VOIES DE LA SOLIDARITÉ

En mai, l'UE a proposé une initiative de "voies de solidarité" pour rationaliser et rendre prioritaire le passage des céréales via les frontières occidentales de l'Ukraine.

Le plan prévoyait la mise en commun de wagons et d'équipements logistiques, la simplification des douanes et des inspections, la suppression des droits d'importation et la conclusion d'un accord de transport routier avec l'Ukraine. Mais des problèmes subsistent, selon les experts du secteur.

"Ils n'ont pas (assez) de wagons (pour transporter les céréales), la capacité du réseau lui-même est limitée", a déclaré Tkachev.

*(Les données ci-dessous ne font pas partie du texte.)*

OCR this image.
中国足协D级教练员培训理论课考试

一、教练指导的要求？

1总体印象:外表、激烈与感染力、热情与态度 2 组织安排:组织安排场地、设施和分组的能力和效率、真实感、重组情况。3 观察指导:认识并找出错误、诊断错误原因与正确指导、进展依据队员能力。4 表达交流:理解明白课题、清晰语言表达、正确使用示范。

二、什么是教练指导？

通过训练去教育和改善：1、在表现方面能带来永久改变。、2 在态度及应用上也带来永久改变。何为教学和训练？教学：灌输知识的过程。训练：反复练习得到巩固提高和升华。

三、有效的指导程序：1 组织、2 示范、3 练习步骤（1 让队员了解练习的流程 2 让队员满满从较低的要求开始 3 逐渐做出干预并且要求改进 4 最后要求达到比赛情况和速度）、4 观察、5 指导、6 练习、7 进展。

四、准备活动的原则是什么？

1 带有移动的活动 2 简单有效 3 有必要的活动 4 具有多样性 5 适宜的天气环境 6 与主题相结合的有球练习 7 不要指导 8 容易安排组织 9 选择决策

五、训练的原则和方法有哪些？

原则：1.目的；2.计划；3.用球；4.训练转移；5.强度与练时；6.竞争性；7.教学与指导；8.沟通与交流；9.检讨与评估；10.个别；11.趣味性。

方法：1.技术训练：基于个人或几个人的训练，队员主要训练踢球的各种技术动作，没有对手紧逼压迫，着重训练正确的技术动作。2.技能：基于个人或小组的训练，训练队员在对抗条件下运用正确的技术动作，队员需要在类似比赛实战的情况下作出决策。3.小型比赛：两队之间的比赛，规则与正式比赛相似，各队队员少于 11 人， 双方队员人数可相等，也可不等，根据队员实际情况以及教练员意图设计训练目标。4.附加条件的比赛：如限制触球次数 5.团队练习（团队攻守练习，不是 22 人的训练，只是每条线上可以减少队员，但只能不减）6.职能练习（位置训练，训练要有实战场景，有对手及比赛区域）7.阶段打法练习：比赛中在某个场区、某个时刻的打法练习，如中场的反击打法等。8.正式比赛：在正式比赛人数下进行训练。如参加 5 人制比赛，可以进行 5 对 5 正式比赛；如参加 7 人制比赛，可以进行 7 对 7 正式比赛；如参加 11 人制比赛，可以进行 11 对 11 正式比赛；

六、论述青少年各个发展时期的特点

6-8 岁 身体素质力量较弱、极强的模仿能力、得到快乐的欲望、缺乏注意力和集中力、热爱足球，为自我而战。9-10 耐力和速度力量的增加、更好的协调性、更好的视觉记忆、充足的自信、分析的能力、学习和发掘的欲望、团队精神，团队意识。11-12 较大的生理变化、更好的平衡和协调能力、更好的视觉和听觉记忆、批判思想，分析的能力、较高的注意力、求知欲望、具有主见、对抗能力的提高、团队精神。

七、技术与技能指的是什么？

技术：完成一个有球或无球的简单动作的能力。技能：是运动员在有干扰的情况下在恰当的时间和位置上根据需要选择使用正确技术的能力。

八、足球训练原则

Avant l'accord sur les exportations de céréales, l'attention était principalement fixée sur l'expansion des terminaux de chargement à la frontière occidentale de l'Ukraine, a-t-il dit. Mais Tkachev a déclaré que cela ne pouvait pas résoudre le problème central du manque de capacité portuaire dans les pays les plus proches de l'Ukraine.

"Nous avons fait fausse route - nous nous sommes tous concentrés sur nos passages frontaliers, (sans comprendre) comment cette cargaison sera absorbée", a-t-il déclaré, en faisant référence au manque de capacité à déplacer les céréales une fois qu'elles sont arrivées dans les pays voisins.